Oli Rehn, the EU commissioner of Economic and Monetary affairs, has warned Italy not to surpass the deficit/GDP of 3% lid. Few days ago the italian finance minister Saccomanni gave assurance to Mr Rehn on public finance’s stability after the Italian government abolished the tax on house property.
After the gathering Mr. Rehn was not convinced by the solution proposeed by the Italian finance minister and after the umpteenth hearing of political instability in Italy, the commissioner frankly expressed his view asking the Italian government to undertake the necessary reforms to strengthen economic growth and requiring a detailed description of the new tax enacted, the “service tax”.

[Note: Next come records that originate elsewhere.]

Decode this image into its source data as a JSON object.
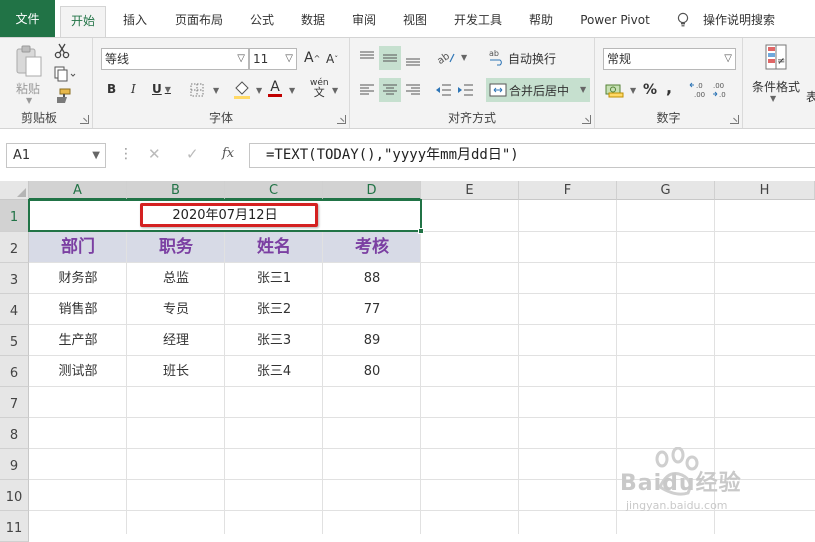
{
  "ribbon_tabs": [
    "文件",
    "开始",
    "插入",
    "页面布局",
    "公式",
    "数据",
    "审阅",
    "视图",
    "开发工具",
    "帮助",
    "Power Pivot",
    "操作说明搜索"
  ],
  "active_tab": "开始",
  "clipboard": {
    "paste_label": "粘贴",
    "group_label": "剪贴板"
  },
  "font": {
    "name": "等线",
    "size": "11",
    "bold": "B",
    "italic": "I",
    "underline": "U",
    "grow": "A",
    "shrink": "A",
    "color_letter": "A",
    "phonetic": "wén",
    "group_label": "字体"
  },
  "alignment": {
    "wrap_text": "自动换行",
    "merge_center": "合并后居中",
    "group_label": "对齐方式"
  },
  "number": {
    "format": "常规",
    "percent": "%",
    "comma": ",",
    "inc_decimal": "←.0 .00",
    "dec_decimal": ".00 →.0",
    "group_label": "数字"
  },
  "styles": {
    "conditional_format": "条件格式",
    "table_partial": "表"
  },
  "formula_bar": {
    "name_box": "A1",
    "cancel": "✕",
    "enter": "✓",
    "fx": "fx",
    "formula": "=TEXT(TODAY(),\"yyyy年mm月dd日\")"
  },
  "columns": [
    "A",
    "B",
    "C",
    "D",
    "E",
    "F",
    "G",
    "H"
  ],
  "rows": [
    "1",
    "2",
    "3",
    "4",
    "5",
    "6",
    "7",
    "8",
    "9",
    "10",
    "11"
  ],
  "sheet": {
    "a1_value": "2020年07月12日",
    "headers": [
      "部门",
      "职务",
      "姓名",
      "考核"
    ],
    "data": [
      [
        "财务部",
        "总监",
        "张三1",
        "88"
      ],
      [
        "销售部",
        "专员",
        "张三2",
        "77"
      ],
      [
        "生产部",
        "经理",
        "张三3",
        "89"
      ],
      [
        "测试部",
        "班长",
        "张三4",
        "80"
      ]
    ]
  },
  "watermark": {
    "brand": "Baidu经验",
    "url": "jingyan.baidu.com"
  },
  "colors": {
    "accent": "#217346",
    "header_text": "#7b3fa2",
    "header_band": "#d7dae6",
    "highlight": "#d42121"
  }
}
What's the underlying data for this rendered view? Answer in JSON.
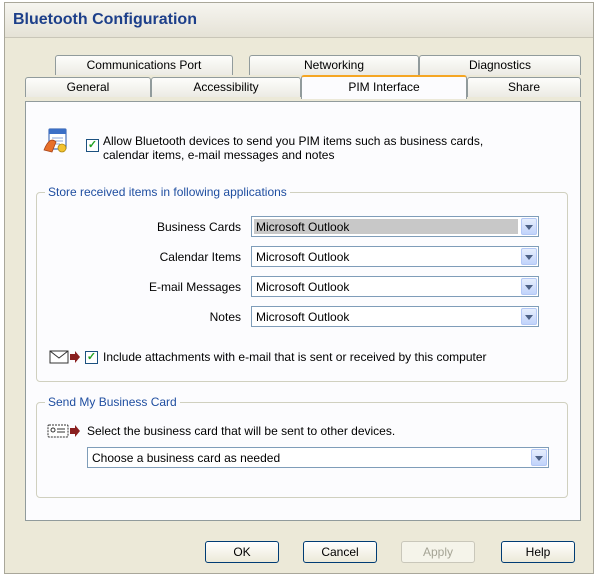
{
  "window": {
    "title": "Bluetooth Configuration"
  },
  "tabs": {
    "row1": [
      "Communications Port",
      "Networking",
      "Diagnostics"
    ],
    "row2": [
      "General",
      "Accessibility",
      "PIM Interface",
      "Share"
    ],
    "active": "PIM Interface"
  },
  "pim": {
    "allow_label": "Allow Bluetooth devices to send you PIM items such as business cards, calendar items, e-mail messages and notes",
    "allow_line1": "Allow Bluetooth devices to send you PIM items such as business cards,",
    "allow_line2": "calendar items, e-mail messages and notes",
    "allow_checked": true
  },
  "store": {
    "legend": "Store received items in following applications",
    "rows": [
      {
        "label": "Business Cards",
        "value": "Microsoft Outlook"
      },
      {
        "label": "Calendar Items",
        "value": "Microsoft Outlook"
      },
      {
        "label": "E-mail Messages",
        "value": "Microsoft Outlook"
      },
      {
        "label": "Notes",
        "value": "Microsoft Outlook"
      }
    ],
    "attachments_label": "Include attachments with e-mail that is sent or received by this computer",
    "attachments_checked": true
  },
  "send": {
    "legend": "Send My Business Card",
    "description": "Select the business card that will be sent to other devices.",
    "select_value": "Choose a business card as needed"
  },
  "buttons": {
    "ok": "OK",
    "cancel": "Cancel",
    "apply": "Apply",
    "help": "Help"
  },
  "colors": {
    "accent": "#1f4ea0",
    "tab_highlight": "#f5a623",
    "checkmark": "#21a121",
    "title": "#1d3f8a"
  },
  "icons": [
    "pim-icon",
    "envelope-arrow-icon",
    "business-card-arrow-icon",
    "check-icon",
    "chevron-down-icon"
  ]
}
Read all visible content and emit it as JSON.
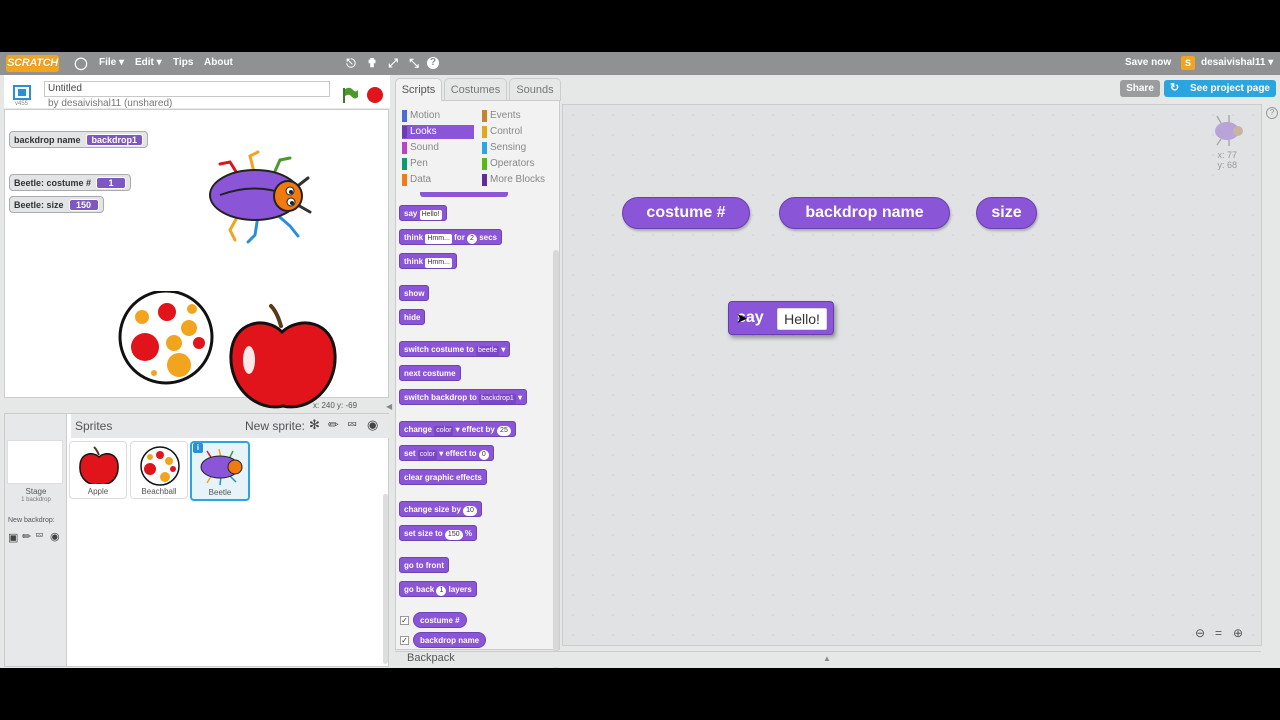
{
  "menubar": {
    "logo": "SCRATCH",
    "file": "File ▾",
    "edit": "Edit ▾",
    "tips": "Tips",
    "about": "About",
    "save_now": "Save now",
    "username": "desaivishal11 ▾"
  },
  "project": {
    "title": "Untitled",
    "byline": "by desaivishal11 (unshared)",
    "version": "v455",
    "share": "Share",
    "see_project_page": "See project page"
  },
  "stage": {
    "monitors": [
      {
        "label": "backdrop name",
        "value": "backdrop1"
      },
      {
        "label": "Beetle: costume #",
        "value": "1"
      },
      {
        "label": "Beetle: size",
        "value": "150"
      }
    ],
    "coords": "x: 240   y: -69"
  },
  "sprites": {
    "header": "Sprites",
    "new_sprite": "New sprite:",
    "stage_label": "Stage",
    "stage_sub": "1 backdrop",
    "new_backdrop": "New backdrop:",
    "items": [
      "Apple",
      "Beachball",
      "Beetle"
    ]
  },
  "tabs": [
    "Scripts",
    "Costumes",
    "Sounds"
  ],
  "categories": [
    {
      "label": "Motion",
      "color": "#4a6cd4"
    },
    {
      "label": "Events",
      "color": "#c88330"
    },
    {
      "label": "Looks",
      "color": "#8a55d7"
    },
    {
      "label": "Control",
      "color": "#e1a91a"
    },
    {
      "label": "Sound",
      "color": "#bb42c3"
    },
    {
      "label": "Sensing",
      "color": "#2ca5e2"
    },
    {
      "label": "Pen",
      "color": "#0e9a6c"
    },
    {
      "label": "Operators",
      "color": "#5cb712"
    },
    {
      "label": "Data",
      "color": "#ee7d16"
    },
    {
      "label": "More Blocks",
      "color": "#632d99"
    }
  ],
  "blocks": {
    "say": "say",
    "say_val": "Hello!",
    "think_for": "think",
    "think_for_val": "Hmm...",
    "for": "for",
    "secs_val": "2",
    "secs": "secs",
    "think": "think",
    "think_val": "Hmm...",
    "show": "show",
    "hide": "hide",
    "switch_costume": "switch costume to",
    "costume_val": "beetle",
    "next_costume": "next costume",
    "switch_backdrop": "switch backdrop to",
    "backdrop_val": "backdrop1",
    "change_effect": "change",
    "effect_val": "color",
    "effect_by": "effect by",
    "effect_by_val": "25",
    "set_effect": "set",
    "set_effect_val": "color",
    "effect_to": "effect to",
    "effect_to_val": "0",
    "clear_effects": "clear graphic effects",
    "change_size": "change size by",
    "change_size_val": "10",
    "set_size": "set size to",
    "set_size_val": "150",
    "pct": "%",
    "go_front": "go to front",
    "go_back": "go back",
    "go_back_val": "1",
    "layers": "layers",
    "costume_num": "costume #",
    "backdrop_name": "backdrop name"
  },
  "scripts_area": {
    "reporters": [
      "costume #",
      "backdrop name",
      "size"
    ],
    "say_label": "say",
    "say_value": "Hello!",
    "sprite_x": "x: 77",
    "sprite_y": "y: 68"
  },
  "backpack": "Backpack"
}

It is an interesting moment in Europe because technically speaking the recession is over because of Germany and France’s growth, beyond any optimistic forecast. UK is doing well either. However, this good news does not cancel the difficulties of Portugal, Italy, Greece and Spain. Italy in this scenario is still in a dark and uncertain position. In the Southern country there are few signs to affirm the recession is over, but the crisis is ongoing. Unemployment is still high, and thousands of small businesses are closing everyday. Meanwhile, yesterday Berlusconi broadcasted a video, where he complained about his recent sentence for tax fraud and publicly declared his innocence. Yesterday’s message conveyed great uncertainty as well concerning the future of the Italian government, which is supported by the ‘Berlusconi’s centre-right coalition’ with 5 Ministers from his side.
Brussels feels nervous regarding the awkward policy-making of the Italian politicians and although the country was brought back again into the list of virtuous countries in respect of fiscal discipline, the commissioner made it clear that he does not exclude any infringement procedures from the EU Commission, if Italy keeps following this foggy path.